While the analyses for Incidence seem to suggest some consistency in biases across many of the methods, there were stark differences for the biases in Recent samples, especially for the small and middle sample sizes. When examining frequencies and total Tweet size within an MSA, we saw clear distinctions between the methods with Uniform samples producing the largest biases across sample sizes and Regions due to consistent underestimation of the parameter values. We saw similar, but slightly varied results for samples from the Recent method that tended to have biases that were lower than those from Uniform samples, but in large part driven by consistent overestimation of the parameter values. Generally, the VBEST-SYS and VBEST-SRS samples produced biases that were lower than either of the other methods and were generally on par with each other and were more consistent in their magnitude. Recent samples of the largest size tended to perform on par with VBEST-SYS and VBEST-SRS but only in the smaller regions of Phoenix, Baltimore and Pittsburgh.

To understand why Recent and Uniform samples tended to over- and under-estimate population parameters, respectively, we need to understand a bit more about the shape of the Tweet distributions we consistently observed throughout our pre-testing and again during our field experiment. These Tweet distributions across the MSAs exhibited a pattern very similar to that reported by Gerlitz and Rieder [8] who used the streaming API to capture samples of Tweets over a 24-hour period for English language Tweets. Their work, which is consistent with our experimental results, shows that in general, daily Tweet distributions have a “trough region” that has far fewer Tweets corresponding to typical sleeping hours (e.g. 1 am to 5 am) surrounded by areas of much greater volume in the early morning and in the evening hours. Because the Uniform method likely captures more time points in the trough region than may be needed (where frequencies are typically lower) and on balance takes fewer queries from either of the plateau areas (where frequencies are typically higher), the resulting estimates from Uniform samples will likely tend to underestimate frequencies and totals. Similarly, because the Recent method collects Tweets from the end of the day backwards, there may be a tendency for samples gathered using this method to overestimate activity since Recent samples are pulling from the right-most plateau where there are more Tweets, overall. A depiction of this phenomenon for the Recent method along with a visualization of a common shape of the daily Tweet Distribution using a full corpus of Tweets for Baltimore and Atlanta for the first day of our experiment is provided in Fig. A3.1 in Appendix 3 along with the location of Tweets associated with the topic of COVID. From these graphs, you can see that for smaller regions like Baltimore, the Recent sample with 720 queries nearly captures all of the day’s Tweets, making estimates derived from the sample more akin to a census with smaller error. However, in Atlanta, even the largest size of queries only captures a small share of the total Tweets within a day, so bias measures can be larger.
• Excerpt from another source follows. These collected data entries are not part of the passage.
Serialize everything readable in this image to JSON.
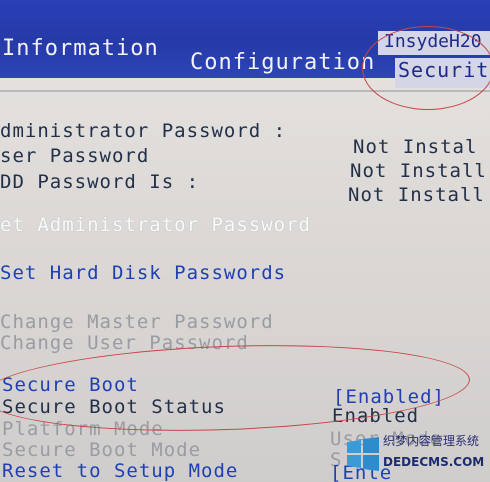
{
  "header": {
    "brand": "InsydeH20",
    "tabs": [
      {
        "label": "Information"
      },
      {
        "label": "Configuration"
      },
      {
        "label": "Securit"
      }
    ]
  },
  "status": {
    "admin_label": "dministrator Password :",
    "admin_value": "Not Instal",
    "user_label": "ser Password",
    "user_value": "Not Install",
    "hdd_label": "DD Password Is :",
    "hdd_value": "Not Install"
  },
  "actions": {
    "set_admin": "et Administrator Password",
    "set_hdd": "Set Hard Disk Passwords",
    "change_master": "Change Master Password",
    "change_user": "Change User Password"
  },
  "secure_boot": {
    "label": "Secure Boot",
    "value": "[Enabled]",
    "status_label": "Secure Boot Status",
    "status_value": "Enabled",
    "platform_label": "Platform Mode",
    "platform_value": "User Mode",
    "mode_label": "Secure Boot Mode",
    "mode_value": "S",
    "reset_label": "Reset to Setup Mode",
    "reset_value": "[Ente"
  },
  "watermark": {
    "title": "织梦内容管理系统",
    "url": "DEDECMS.COM"
  },
  "colors": {
    "bar": "#2a3fb6",
    "selected_tab": "#d4d6e6",
    "text_blue": "#1f3fb3",
    "text_dark": "#22304a",
    "text_grey": "#9a9ca3",
    "annotation_red": "#c84545"
  }
}
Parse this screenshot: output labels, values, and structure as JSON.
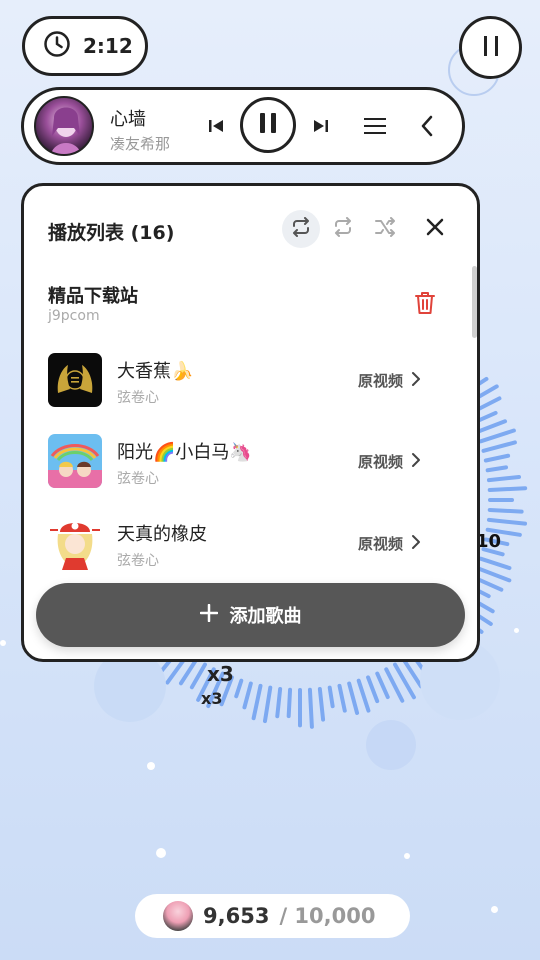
{
  "timer": {
    "label": "2:12",
    "icon": "clock-icon"
  },
  "top_controls": {
    "pause_icon": "pause-icon"
  },
  "player": {
    "title": "心墙",
    "artist": "凑友希那"
  },
  "playlist": {
    "title": "播放列表 (16)",
    "source": {
      "name": "精品下载站",
      "sub": "j9pcom"
    },
    "songs": [
      {
        "title": "大香蕉🍌",
        "artist": "弦卷心",
        "link_label": "原视频"
      },
      {
        "title": "阳光🌈小白马🦄",
        "artist": "弦卷心",
        "link_label": "原视频"
      },
      {
        "title": "天真的橡皮",
        "artist": "弦卷心",
        "link_label": "原视频"
      }
    ],
    "add_label": "添加歌曲"
  },
  "overlay": {
    "combo_a": "x3",
    "combo_b": "x3",
    "side_number": "10"
  },
  "score": {
    "value": "9,653",
    "max": "/ 10,000"
  },
  "colors": {
    "accent_dark": "#222222",
    "add_button": "#575757",
    "delete": "#e0433a",
    "visualizer": "#6fa0f0"
  }
}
One other aspect of the Uniform method that we observed during our experiment was that at larger sample sizes in smaller areas, Uniform samples would have a higher proportion of duplicate Tweets (due to queries that overlapped in the trough region) compared to any of the other sampling methods. VBEST and SRS experienced some duplication as well but generally the duplication rates for these methods was well below 4% in Pittsburgh, Baltimore and Phoenix compared to duplicate rates between 5 and 18 percent for Uniform samples from these three regions. For larger regions duplication was not an issue for any of the sampling methods.
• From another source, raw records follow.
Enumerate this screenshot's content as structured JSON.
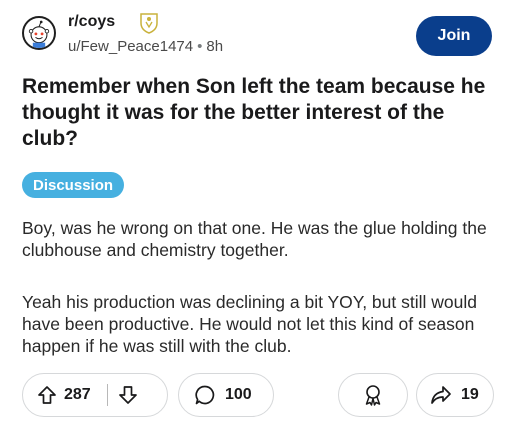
{
  "post": {
    "subreddit": "r/coys",
    "author": "u/Few_Peace1474",
    "separator": "•",
    "age": "8h",
    "join_label": "Join",
    "title": "Remember when Son left the team because he thought it was for the better interest of the club?",
    "flair": "Discussion",
    "body": [
      "Boy, was he wrong on that one. He was the glue holding the clubhouse and chemistry together.",
      "Yeah his production was declining a bit YOY, but still would have been productive. He would not let this kind of season happen if he was still with the club."
    ]
  },
  "actions": {
    "upvote_icon": "arrow-up-icon",
    "score": "287",
    "downvote_icon": "arrow-down-icon",
    "comment_icon": "comment-bubble-icon",
    "comments": "100",
    "award_icon": "award-icon",
    "share_icon": "share-arrow-icon",
    "shares": "19"
  },
  "colors": {
    "join_button": "#0a3e8c",
    "flair_bg": "#46b0e0",
    "pill_border": "#d6d8da",
    "text": "#1a1a1b"
  }
}
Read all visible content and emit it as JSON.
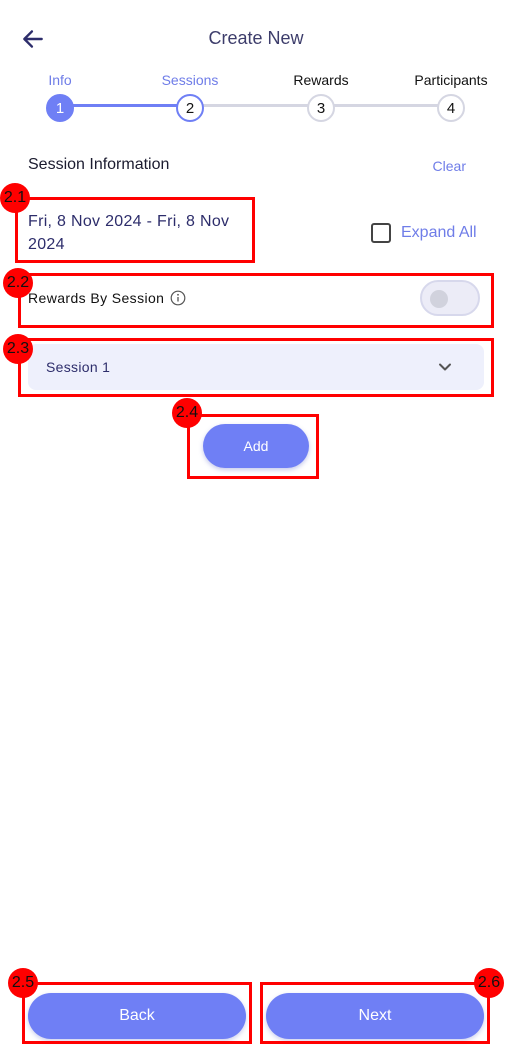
{
  "header": {
    "title": "Create New"
  },
  "stepper": {
    "steps": [
      {
        "label": "Info",
        "number": "1"
      },
      {
        "label": "Sessions",
        "number": "2"
      },
      {
        "label": "Rewards",
        "number": "3"
      },
      {
        "label": "Participants",
        "number": "4"
      }
    ]
  },
  "section": {
    "title": "Session Information",
    "clear_label": "Clear"
  },
  "date_range": "Fri, 8 Nov 2024 - Fri, 8 Nov 2024",
  "expand_all_label": "Expand All",
  "rewards": {
    "label": "Rewards By Session",
    "toggle_on": false
  },
  "session": {
    "label": "Session 1"
  },
  "add_label": "Add",
  "footer": {
    "back_label": "Back",
    "next_label": "Next"
  },
  "annotations": [
    "2.1",
    "2.2",
    "2.3",
    "2.4",
    "2.5",
    "2.6"
  ],
  "colors": {
    "accent": "#6f7ff5",
    "annotation": "#ff0000"
  }
}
In cases such as Baltimore or Pittsburgh, one could argue that if such a large sample size is possible in terms of resources and query limits within the TSAPI, one would be better served by taking a full census of the area rather than sample almost all of it. However, it is not possible to know the size of the corpus of Tweets prior to issuing a query. The VBEST algorithm in Steps 1 and 2 does provide an estimate of total Tweet volume within the area specified in the TSAPI geo-location parameters that is equivalent to the area under the estimated Twitter Velocity Curve. In our pilot work, we compared this estimate to full-corpus censuses from a select number of days and regions and found that our overall relative absolute bias measures for total Tweet volume was about 3 percent or less. We see this aspect of the VBEST algorithm as one of its strengths in terms of use for sample planning purposes, in addition to powering the VBEST sampling frames. If one were trying to perform a study to collect Tweet samples from multiple areas and wanted to know how to best allocate a limited number of queries, they could use the VBEST algorithm Steps 1 and 2 to get estimates of Tweet volume from each of the areas and use this information in allocation planning. While it is certainly a noted strength of the VBEST algorithm, it can be a limiting factor that can influence bias if the estimated Twitter Velocity Curve is highly different than the actual distribution of Tweets from which samples are desired. This difference can create inefficiencies in the yield of the resulting samples in that they may overlap and contain duplicates or may miss sections of a day’s Tweet distribution. We are currently designing a field experiment to test different methods and hyperparameter settings for alternate methods for estimating both the Tweet velocities as well as the Twitter Velocity Curves that will include splines with automatic knot detection (Goepp et al. [9]) and wavelets, among others.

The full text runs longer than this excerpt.